Treasury Department Expands Its Investigation Into Luxury Real Estate Money Laundering

In January, the Financial Crimes Enforcement Network – part of the Treasury Department – announced to Geographic Targeting Orders (GTOs) to monitor all cash luxury transactions in Manhattan and Miami.

Their goal? To identify possible money laundering operations. And it worked. So much so that they are now launching more GTOs.

The information we have obtained form our initial GTOs suggests that we are on the right track,” said FinCEN Acting Director. FinCEN is expanding the range of its investigation to include all title transactions (including those via business and personal check).

In addition to renewing orders in Miami-Dade County and Manhattan the next round of GTOs will include:

  • The remaining Burroughs of New York
  • Broward and Palm Beach counties
  • Los Angeles County
  • San Francisco, San Mateo and Santa Clara
  • Sand Diego County
  • Bexar County in Texas (which includes San Antonio)

The new order take effect August 28th and will remain in place for 180 days until February 23rd.

The decision to expand the investigation stems from the first wave of data which found that “over a quarter of transactions (covered by the January GTOs) involve a beneficial owner or purchaser representative that is also the subject of a suspicious activity report.”
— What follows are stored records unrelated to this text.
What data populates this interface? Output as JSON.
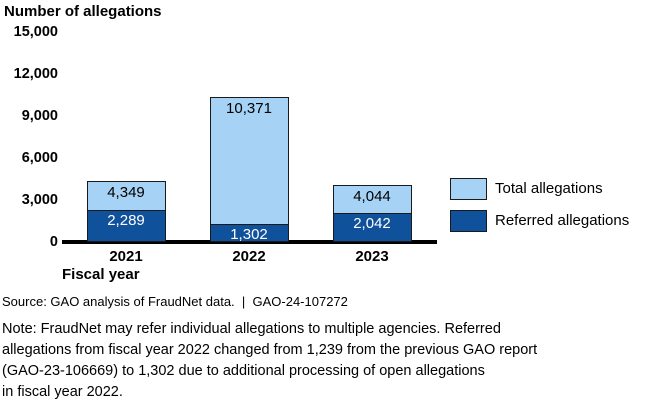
{
  "chart_data": {
    "type": "bar",
    "title": "Number of allegations",
    "xlabel": "Fiscal year",
    "categories": [
      "2021",
      "2022",
      "2023"
    ],
    "series": [
      {
        "name": "Total allegations",
        "values": [
          4349,
          10371,
          4044
        ],
        "color": "#a5d2f5",
        "label_color": "#000000"
      },
      {
        "name": "Referred allegations",
        "values": [
          2289,
          1302,
          2042
        ],
        "color": "#10519c",
        "label_color": "#ffffff"
      }
    ],
    "y_ticks": [
      0,
      3000,
      6000,
      9000,
      12000,
      15000
    ],
    "ylim": [
      0,
      15000
    ],
    "grid": false,
    "legend_position": "right",
    "bar_style": "overlaid (referred segment drawn at base of total bar)"
  },
  "source_line": "Source: GAO analysis of FraudNet data.  |  GAO-24-107272",
  "note_lines": [
    "Note: FraudNet may refer individual allegations to multiple agencies. Referred",
    "allegations from fiscal year 2022 changed from 1,239 from the previous GAO report",
    "(GAO-23-106669) to 1,302 due to additional processing of open allegations",
    "in fiscal year 2022."
  ]
}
A few of these suspicious activities include a beneficial owner that engaged in $16 million in suspicious cash withdrawal a beneficial owner possibly involved in dealing with counterfeit checks’ and a beneficial owner connected toa network of shell companies that received about$7 million in suspicious wire transfers from businesses in South Africa.

“The January GTOs help link the previously unconnected suspicious activity to the true purchasers of luxury property in Manhattan and Miami,” a FinCEN official reported. “This corroborates FinCENs concern that transactions covered by the GTOs (i.e. all-cash luxury purchases of residential properties by a legal entity) are highly vulnerable to abuse by money laundering.”

While the GTOs are providing valuable data, they are, by no means, a lasting solution to the issue of money laundering in US real estate. The long game is to leverage the information to navigate future FinCEN regulations.